Well this is where Pinbetween helps!
Pinbetween has no fancy electronics or flashing lights, rather it is a breakout board that enables us to use crocodile clips AND jumper wires to connect traditional through hole electronics. With Pinbetween we can reuse the same components that we use with Pi and Arduino, all with our micro:bit.
So how easy is it to use?
Slot your micro:bit in and then you are good to go!
How many pins?
Errr all of them! We have access to every GPIO pin on a micro:bit, plus lots of connections to the 3V and GND pins. So we can control LEDs, connect to SPI and I2C devices, use analog electronics all from this single board!

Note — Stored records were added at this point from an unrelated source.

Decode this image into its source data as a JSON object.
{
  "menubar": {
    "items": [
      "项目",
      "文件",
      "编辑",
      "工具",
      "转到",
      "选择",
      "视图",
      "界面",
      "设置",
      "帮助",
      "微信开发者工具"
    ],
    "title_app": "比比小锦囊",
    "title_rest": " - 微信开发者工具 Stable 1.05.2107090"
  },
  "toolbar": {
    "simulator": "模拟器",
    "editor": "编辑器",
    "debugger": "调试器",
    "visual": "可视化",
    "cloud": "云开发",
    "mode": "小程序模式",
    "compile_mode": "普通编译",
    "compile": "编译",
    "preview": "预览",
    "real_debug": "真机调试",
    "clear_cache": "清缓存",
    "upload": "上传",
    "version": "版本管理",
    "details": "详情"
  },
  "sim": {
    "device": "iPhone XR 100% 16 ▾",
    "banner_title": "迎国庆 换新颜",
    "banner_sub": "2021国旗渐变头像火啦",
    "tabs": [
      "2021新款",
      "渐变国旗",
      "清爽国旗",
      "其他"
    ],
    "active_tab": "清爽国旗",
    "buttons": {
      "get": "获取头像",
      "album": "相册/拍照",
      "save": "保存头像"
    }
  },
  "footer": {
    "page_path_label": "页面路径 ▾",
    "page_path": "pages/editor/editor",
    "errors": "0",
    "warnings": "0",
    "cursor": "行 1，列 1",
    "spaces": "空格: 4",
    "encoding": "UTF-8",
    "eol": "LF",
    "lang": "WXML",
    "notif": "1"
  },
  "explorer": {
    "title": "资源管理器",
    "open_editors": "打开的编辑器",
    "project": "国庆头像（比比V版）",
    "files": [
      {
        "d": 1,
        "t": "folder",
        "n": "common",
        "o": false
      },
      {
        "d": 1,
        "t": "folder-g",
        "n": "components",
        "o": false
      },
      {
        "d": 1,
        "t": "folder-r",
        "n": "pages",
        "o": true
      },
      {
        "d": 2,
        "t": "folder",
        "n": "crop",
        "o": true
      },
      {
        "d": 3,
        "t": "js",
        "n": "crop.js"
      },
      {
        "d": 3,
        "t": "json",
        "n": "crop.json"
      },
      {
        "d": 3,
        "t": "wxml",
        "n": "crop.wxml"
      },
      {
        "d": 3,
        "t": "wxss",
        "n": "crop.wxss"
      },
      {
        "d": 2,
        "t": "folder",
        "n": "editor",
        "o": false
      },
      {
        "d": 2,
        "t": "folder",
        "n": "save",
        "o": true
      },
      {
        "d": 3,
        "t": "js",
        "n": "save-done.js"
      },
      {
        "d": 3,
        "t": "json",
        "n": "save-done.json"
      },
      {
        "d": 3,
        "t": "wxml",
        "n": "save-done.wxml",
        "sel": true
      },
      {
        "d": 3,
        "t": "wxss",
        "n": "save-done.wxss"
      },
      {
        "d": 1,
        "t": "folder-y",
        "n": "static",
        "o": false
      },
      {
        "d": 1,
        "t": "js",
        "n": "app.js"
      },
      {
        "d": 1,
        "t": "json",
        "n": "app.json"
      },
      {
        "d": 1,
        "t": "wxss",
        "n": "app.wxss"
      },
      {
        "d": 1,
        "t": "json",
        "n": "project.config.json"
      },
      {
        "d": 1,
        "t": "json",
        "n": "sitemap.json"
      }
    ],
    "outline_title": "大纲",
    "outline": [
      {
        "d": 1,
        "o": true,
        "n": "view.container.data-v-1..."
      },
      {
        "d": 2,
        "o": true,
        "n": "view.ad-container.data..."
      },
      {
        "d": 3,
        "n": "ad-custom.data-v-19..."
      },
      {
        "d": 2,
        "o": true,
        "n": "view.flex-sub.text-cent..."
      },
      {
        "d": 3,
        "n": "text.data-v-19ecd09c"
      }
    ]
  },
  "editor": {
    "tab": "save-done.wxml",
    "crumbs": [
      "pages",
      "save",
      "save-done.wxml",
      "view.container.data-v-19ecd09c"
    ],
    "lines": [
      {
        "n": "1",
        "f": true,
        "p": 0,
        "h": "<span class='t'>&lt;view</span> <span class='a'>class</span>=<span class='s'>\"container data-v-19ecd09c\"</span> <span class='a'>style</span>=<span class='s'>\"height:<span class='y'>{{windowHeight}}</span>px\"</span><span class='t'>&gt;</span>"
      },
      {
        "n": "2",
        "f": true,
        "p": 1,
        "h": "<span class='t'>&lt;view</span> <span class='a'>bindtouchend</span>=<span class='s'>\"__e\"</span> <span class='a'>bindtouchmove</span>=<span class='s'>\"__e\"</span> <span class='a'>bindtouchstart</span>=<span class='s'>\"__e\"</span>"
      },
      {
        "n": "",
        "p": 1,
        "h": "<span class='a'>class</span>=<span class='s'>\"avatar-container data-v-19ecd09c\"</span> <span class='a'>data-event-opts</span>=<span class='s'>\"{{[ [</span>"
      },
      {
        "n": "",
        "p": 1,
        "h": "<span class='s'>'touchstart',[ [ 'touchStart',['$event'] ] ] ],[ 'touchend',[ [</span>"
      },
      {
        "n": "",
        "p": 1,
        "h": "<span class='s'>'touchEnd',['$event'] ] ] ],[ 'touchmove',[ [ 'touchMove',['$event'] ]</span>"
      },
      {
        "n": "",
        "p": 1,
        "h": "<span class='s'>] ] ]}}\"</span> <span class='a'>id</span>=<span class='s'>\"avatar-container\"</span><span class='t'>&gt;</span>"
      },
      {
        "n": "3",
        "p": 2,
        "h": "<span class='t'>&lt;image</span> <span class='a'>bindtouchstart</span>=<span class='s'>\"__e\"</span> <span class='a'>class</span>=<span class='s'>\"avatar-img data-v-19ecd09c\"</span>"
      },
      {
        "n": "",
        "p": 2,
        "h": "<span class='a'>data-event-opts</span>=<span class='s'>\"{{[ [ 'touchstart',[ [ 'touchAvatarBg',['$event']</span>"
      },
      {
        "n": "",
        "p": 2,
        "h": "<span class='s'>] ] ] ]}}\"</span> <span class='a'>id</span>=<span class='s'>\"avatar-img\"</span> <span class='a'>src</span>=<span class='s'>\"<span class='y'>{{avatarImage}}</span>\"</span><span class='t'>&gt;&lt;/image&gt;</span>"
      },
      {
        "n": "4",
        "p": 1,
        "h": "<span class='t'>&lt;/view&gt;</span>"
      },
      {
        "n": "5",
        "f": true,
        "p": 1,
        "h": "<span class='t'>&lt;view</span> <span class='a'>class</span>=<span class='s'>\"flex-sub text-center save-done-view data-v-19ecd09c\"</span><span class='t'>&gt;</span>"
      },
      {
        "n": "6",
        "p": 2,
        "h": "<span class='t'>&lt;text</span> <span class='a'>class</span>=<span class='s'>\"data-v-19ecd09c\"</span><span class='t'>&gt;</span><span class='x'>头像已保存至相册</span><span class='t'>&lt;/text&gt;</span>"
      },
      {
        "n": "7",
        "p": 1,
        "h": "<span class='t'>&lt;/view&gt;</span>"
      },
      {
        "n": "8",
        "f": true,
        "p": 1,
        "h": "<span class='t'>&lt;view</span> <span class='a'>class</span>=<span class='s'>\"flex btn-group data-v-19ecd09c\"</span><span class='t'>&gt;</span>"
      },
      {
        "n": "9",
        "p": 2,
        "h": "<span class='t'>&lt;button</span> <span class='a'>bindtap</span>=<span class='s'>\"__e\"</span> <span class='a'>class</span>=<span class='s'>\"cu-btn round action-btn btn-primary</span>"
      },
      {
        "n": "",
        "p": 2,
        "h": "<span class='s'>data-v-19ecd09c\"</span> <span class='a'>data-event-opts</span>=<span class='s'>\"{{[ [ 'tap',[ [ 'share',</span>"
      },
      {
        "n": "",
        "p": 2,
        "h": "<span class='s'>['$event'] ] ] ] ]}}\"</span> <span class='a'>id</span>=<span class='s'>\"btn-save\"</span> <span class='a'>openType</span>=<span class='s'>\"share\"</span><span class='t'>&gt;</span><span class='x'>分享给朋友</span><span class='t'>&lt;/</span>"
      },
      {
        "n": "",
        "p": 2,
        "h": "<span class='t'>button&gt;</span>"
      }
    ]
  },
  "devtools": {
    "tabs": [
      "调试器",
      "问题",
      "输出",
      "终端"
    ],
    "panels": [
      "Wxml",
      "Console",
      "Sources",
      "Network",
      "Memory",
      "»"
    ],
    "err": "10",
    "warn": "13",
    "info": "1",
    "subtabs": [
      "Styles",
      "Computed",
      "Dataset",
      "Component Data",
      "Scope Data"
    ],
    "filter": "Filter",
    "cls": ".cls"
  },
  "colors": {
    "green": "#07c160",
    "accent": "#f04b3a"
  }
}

Oh and if we need to use the croc clip connections...we can!
Does it work with all programming languages?
Yes! As this is a simple breakout board, we can use it with any programming language that the micro:bit has to offer.
So how did I test?
I chose two tests, both with MicroPython using Mu
The first test was to control an LED bar graph (well the first three LEDs) using a simple code snippet to turn them on and off.
The next test was to control a neopixel ring in two ways. First I connected the neopixels using crocodile clips and it worked flawlessly! So I can still use croc clips in projects with this board.
The next neopixel test was to connect via the pins on Pinbetween, and again this worked perfectly.
So is it any good?
Short answer Yes this is an ideal piece of kit for makers and educators.
For £6 we have something that will enable us to reuse components, and expand our projects with very cheap components.
Anything else that can do the same job?
Pimoroni also make pin:bit which performs a similar job, but we only get a small selection of GPIO pins, and there is no croc clip connections.
Kitronik Edge Connector
Kitronik offer their edge connector which gives us all the pins the micro:bit has to offer, but no croc clips.
For £6 this is a really clever and easy to use board that will extend the life of micro:bit in the classroom.